YouTube APIs were used to extract comments from each video. On YouTube, you can get up to 1000 comments for each video via YouTube's API, so only thousands of comments were extracted for each video.

People generally tend to search for feedback based on their very own opinion. These days one terrible comment may unfold very instantly. People generally tend to reply to those types of feedback very often. So by and large negative comments with more responses can also additionally come to the top withinside the queue. This factor could negatively affect the accuracy of the model.

6 Conclusion

In case we have an issue in classification, we have to solve that issue. If there is a large dataset and variables for training the dataset, the best solution is to utilize the naive Bayes algorithm, which is much faster and more optimistic than the other classification algorithms.

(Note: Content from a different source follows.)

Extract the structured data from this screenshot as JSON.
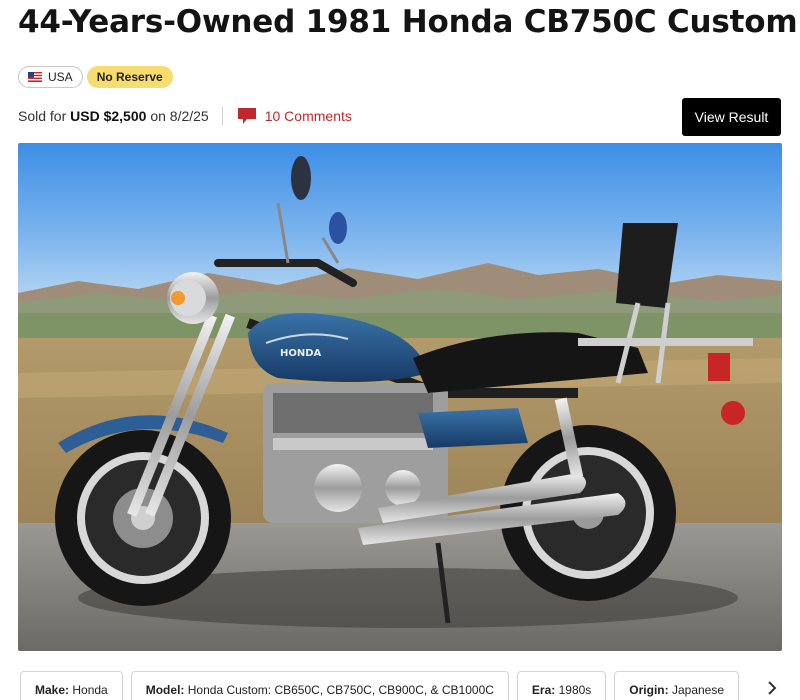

The Naive Bayes algorithm is an efficient and effective way to design a text classification with 80% high accuracy and speed. Naïve Bayes classification algorithm is primarily based totally on the conditional probability of each feature belonging to a class, which the features are decided on with the aid of using feature selection methods. However, the naive Bayes algorithm is based on machine learning, hence the accuracy rate is highly dependent on the training data set. Also,if the test data set contains complicated sentences, the accuracy rate will be lower. Hence, this will continue to be our field of study in the future. YouTube API allows only 1000 user reviews to extract and hence, this factor could negatively affect the accuracy of the model.

7 Recommendations

We couldn’t scrape all the comments from YouTube, because we used YouTube APIs to scrape the comments. Thus, we only extracted up to 1000 comments. One can use another technique to scrape all the comments of a particular video from YouTube and do sentimental analysis.

One can use more than one social media (Example:YouTube, Facebook, Twitter, Instagram) and use all the data and do sentimental analysis and output the accurate output.

Here, we have only considered English YouTube videos. In another way, one can use any language videos from any country and follow up with the sentimental analysis. So their expected system can be used in any country.